I’m usually the first person to mount some sort of a defense on reddit’s behalf. When people mention the misogyny, the racism, the various strains on online hate and digital bullying, I’m quick to point out that the large majority of redditors are fairly decent people, that on a site with something like nine million daily users, it’s unfortunate that a vocal minority of losers are granted a megaphone with which it can spew a steady stream of garbage, tarnishing reddit’s reputation as a whole.
Reddit admins made the long-overdue decision to ban several of its more toxic subreddits, most prominently, a group called /r/fatpeoplehate. As its title suggests, /r/fatpeoplehate served as nothing more than a petri dish of body-shaming and name-calling. And much like reddit’s infamous cardboard-boxed collection of various bodily fluids, /r/fatpeoplehate thrived in the darkness, amassing an army of followers who relished in the opportunity to share embarrassing photos and regurgitated hate-speech, all from the cowardly confines of their homes.
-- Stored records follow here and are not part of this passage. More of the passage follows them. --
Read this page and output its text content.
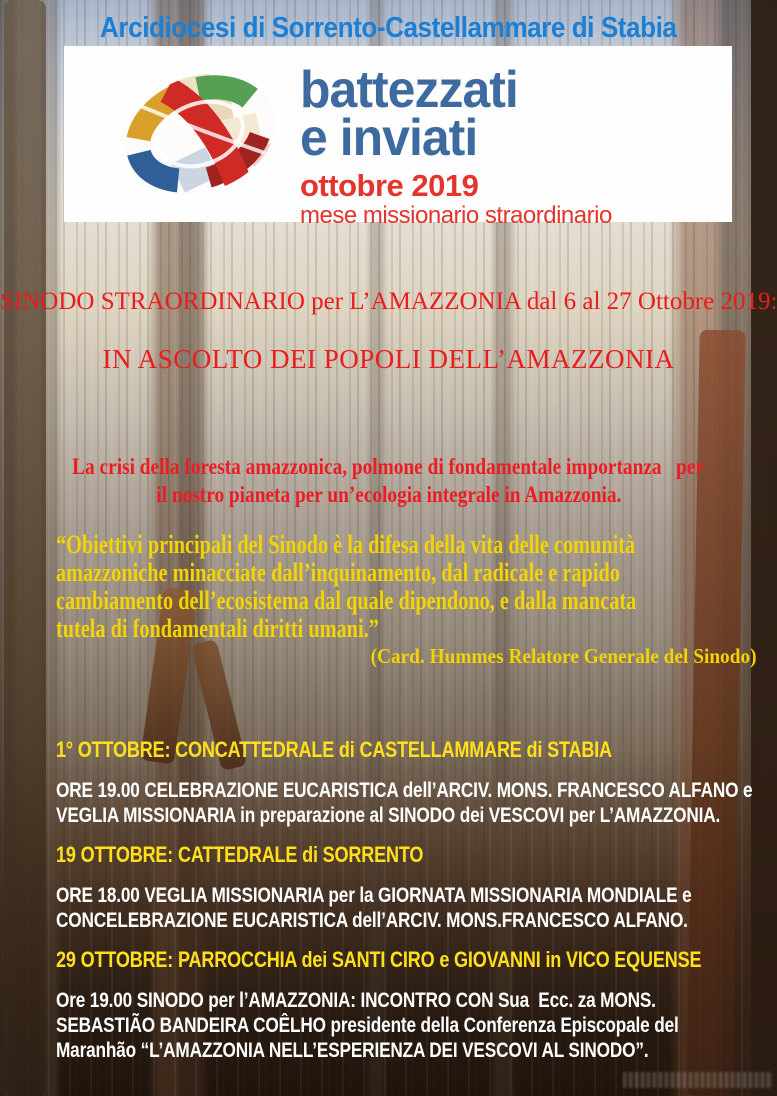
Arcidiocesi di Sorrento-Castellammare di Stabia
battezzati
e inviati
ottobre 2019
mese missionario straordinario
SINODO STRAORDINARIO per L’AMAZZONIA dal 6 al 27 Ottobre 2019:
IN ASCOLTO DEI POPOLI DELL’AMAZZONIA
La crisi della foresta amazzonica, polmone di fondamentale importanza   per
il nostro pianeta per un’ecologia integrale in Amazzonia.
“Obiettivi principali del Sinodo è la difesa della vita delle comunità
amazzoniche minacciate dall’inquinamento, dal radicale e rapido
cambiamento dell’ecosistema dal quale dipendono, e dalla mancata
tutela di fondamentali diritti umani.”
(Card. Hummes Relatore Generale del Sinodo)
1° OTTOBRE: CONCATTEDRALE di CASTELLAMMARE di STABIA
ORE 19.00 CELEBRAZIONE EUCARISTICA dell’ARCIV. MONS. FRANCESCO ALFANO e
VEGLIA MISSIONARIA in preparazione al SINODO dei VESCOVI per L’AMAZZONIA.
19 OTTOBRE: CATTEDRALE di SORRENTO
ORE 18.00 VEGLIA MISSIONARIA per la GIORNATA MISSIONARIA MONDIALE e
CONCELEBRAZIONE EUCARISTICA dell’ARCIV. MONS.FRANCESCO ALFANO.
29 OTTOBRE: PARROCCHIA dei SANTI CIRO e GIOVANNI in VICO EQUENSE
Ore 19.00 SINODO per l’AMAZZONIA: INCONTRO CON Sua  Ecc. za MONS.
SEBASTIÃO BANDEIRA COÊLHO presidente della Conferenza Episcopale del
Maranhão “L’AMAZZONIA NELL’ESPERIENZA DEI VESCOVI AL SINODO”.
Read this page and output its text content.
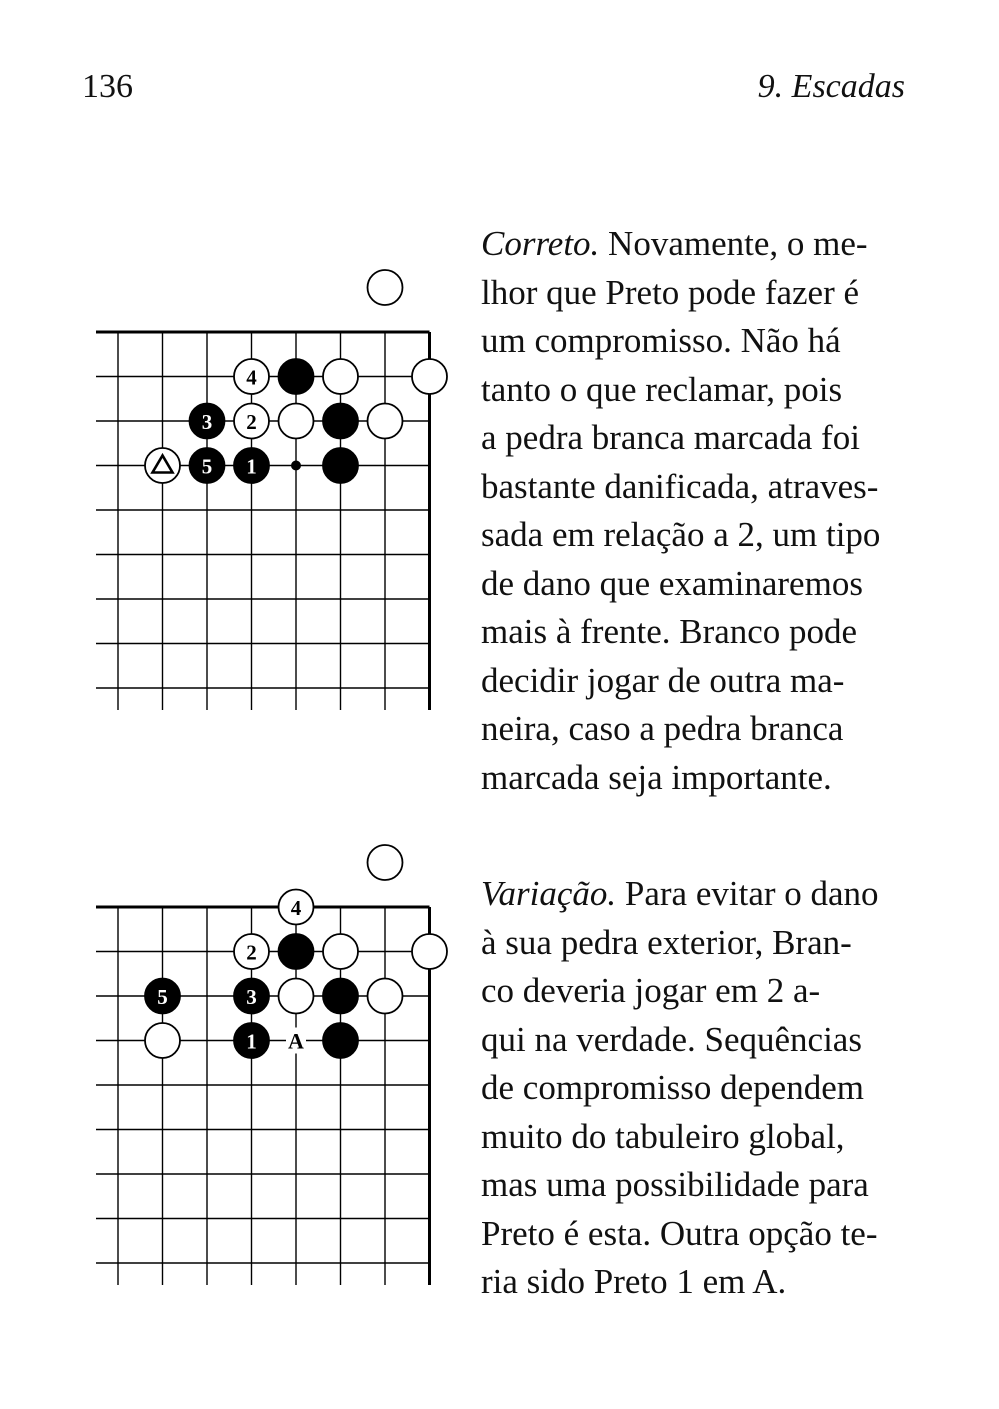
136	9. Escadas
4
3 2
5 1
A
4
2
5	3
1
Correto. Novamente, o me-
lhor que Preto pode fazer é
um compromisso. Não há
tanto o que reclamar, pois
a pedra branca marcada foi
bastante danificada, atraves-
sada em relação a 2, um tipo
de dano que examinaremos
mais à frente. Branco pode
decidir jogar de outra ma-
neira, caso a pedra branca
marcada seja importante.
Variação. Para evitar o dano
à sua pedra exterior, Bran-
co deveria jogar em 2 a-
qui na verdade. Sequências
de compromisso dependem
muito do tabuleiro global,
mas uma possibilidade para
Preto é esta. Outra opção te-
ria sido Preto 1 em A.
I spend a lot of time on reddit, but recent events have made it harder to say anything positive. If you were online yesterday, you know what I’m talking about. Instead of its usual stream of mildly interesting gifs and dank memes, reddit’s front page was filled with outrage, directed at the admins and especially at reddit CEO Ellen Pao. As we speak, some of the site’s most upvoted content is nothing more than insults to Pao, calling her a Nazi, the c-word, you name it.
What went down yesterday requires a little bit of backstory, which, even if you’re familiar with the front page of the Internet, it might not make too much sense. Like I said, I’m on reddit all the time, and I’m still trying to figure out where all of these lunatics came from.
I guess it’s important to state that the hate was always there. Maybe you won’t see its more overt face on mainstream web sites, but try typing even the most depraved fringe ideas into Google and you’re guaranteed to find a shadow Internet of likeminded bloggers and trolls. It’s there because it exists in the real world, it’s amplified by the anonymous nature of the Internet, and when you throw in a massive content aggregator like reddit, founded on the tenants of free speech, it’s natural that those venomous ideas will unfortunately find a place to multiply and be heard.
The hate exists on reddit. It’s not just /r/fatpeoplehate. There are the blatantly racist subreddits. There are dumb movements like The Red Pill or Men’s Rights which serve as a violent backlash against feminism. And then there are the more insidious hate groups, subs like /r/cringe or /r/punchablefaces, community boards that offer nothing more than a place to post a picture of a person thought to be ugly or different, all while the rest of the group spews out its vomit, unfortunately elevating its most upvoted content to reddit’s front page.
That’s how these groups get attention. Every once in a while the hate will whip itself into an especially frothy frenzy, and due to the nature of reddit’s system of upvoting and downvoting content, it’s possible for massively popular posts to break out of their respective subs and onto the front page.
/r/fatpeoplehate had been garnering more and more attention recently. The only reason that I became aware of its existence was because I’d increasingly see the wreckage of its diarrhea-like content spilling over into the more general, default subs. The mods of some of the larger defaults did a pretty good job of banning and deleting offensive users, but eventually the problem became so pronounced, the reddit admins took the unusual step of banning the entire sub.
The reaction was swift. Almost immediately after /r/fatpeoplehate was deleted, /r/fatpeoplehate2 sprung into existence, the same 150,000 users picking up exactly where they had left off. Only now they felt provoked, justified in their own nonsensical belief that they were the victims of censorship. “Free speech!” became the self-righteous rallying cry under which the scummiest of reddit’s slime lashed out against the admins, and against Ellen Pao in particular.
People might see the resulting hate and its prominence on reddit’s front page as proof that reddit was never anything better than a sugarcoated version of its bad reputation. And when you click onto the front page and see nothing but top post after top post celebrating the violent denigration of its woman CEO, it’s hard to make an argument otherwise.
I’m seeing arguments online like, “This is what you get when you poke the bear!” I guess the logic here is that it’s better to have the racism, misogyny, and hate all cordoned off in its own field. But all I can say is, I don’t think the hate on reddit is a bear as much as it is an infestation of cockroaches. Just like when you have a house overrun with insects, as soon as you try to confront the problem, as soon as you drop a bomb right in the heart of its nest, you’re going to see the bugs scatter everywhere. Sure, they’re going to crawl out of the woodwork and everything is going to look gross, and no, you’re not going to be able to kill every last bug. In fact, it’s only a matter of time before they crawl into some other dark hole and start the repopulation process once again. But just because the hate will always be here doesn’t mean that we have to stand idly by and honor its desire to exist. Reddit made exactly the right move in trying to clean up a long overgrown mess.